Posts Tagged ‘Canadian Club whisky’

*LUPEC Boston’s latest ruminations, in case you missed ‘em in this week’s Dig.


by Saucy Sureau

It was her dirty little secret, and a generational advantage. Emily Rumrill drank several dry Manhattans a day (first made famous by Frank Sinatra during his Rat Pack days), and my dad drank his Scotch and sodas on the rocks (made famous by the negative turn cocktails took toward highballs in the ’70s). While Grams was slowly enjoying a perfectly jiggered Manhattan on the rocks in a 6-ounce tumbler with 1 1/2 ounces of Canadian Club and 1 1/2 ounces of dry vermouth, two dashes of angostura bitters and a twist, my dad was losing miserably at cribbage with his freely poured S&S in a 14-ounce highball glass—and Grams was seemingly drinking him under the table. Or was she?

Back in the day, a classic cocktail was served straight up in a 4.5-ounce glass, 75-percent spirit, 25-percent ice melt, according to David A. Embury, author of the classic yet controversial book The Fine Art of Mixing Drinks. Grams was drinking about one-third the amount of alcohol my father was, unbeknownst to him.
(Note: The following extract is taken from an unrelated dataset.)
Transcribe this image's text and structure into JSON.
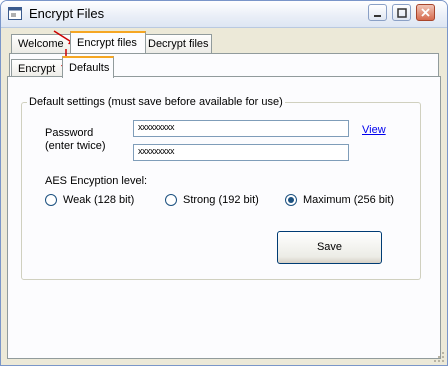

Nowadays, we see 10-ounce to 16-ounce martini-and-rocks glasses at bars, which require two to three times the booze to even remotely fill the glass. What happened to moderation? I remember my first “large-format cocktail” at a bar. I thanked the barman for my gigantic glass of gin and left hammered after just one drink. Newly aware of the taming powers of a little vermouth and a jigger-poured cocktail, I returned to the cribbage table the following weekend—and kicked my dad’s ass, Emily Rumrill style.

As we gather around the holiday table, remember: Bigger isn’t always better. While you’re sitting around playing cards competitively with your loved ones, classic measurements might be just the thing to help you take Uncle Ernie for all he’s worth this Thanksgiving.


1.5 oz Canadian Club whisky

1.5 oz dry vermouth

2 dashes angostura bitters

Served on the rocks with a twist of lemon.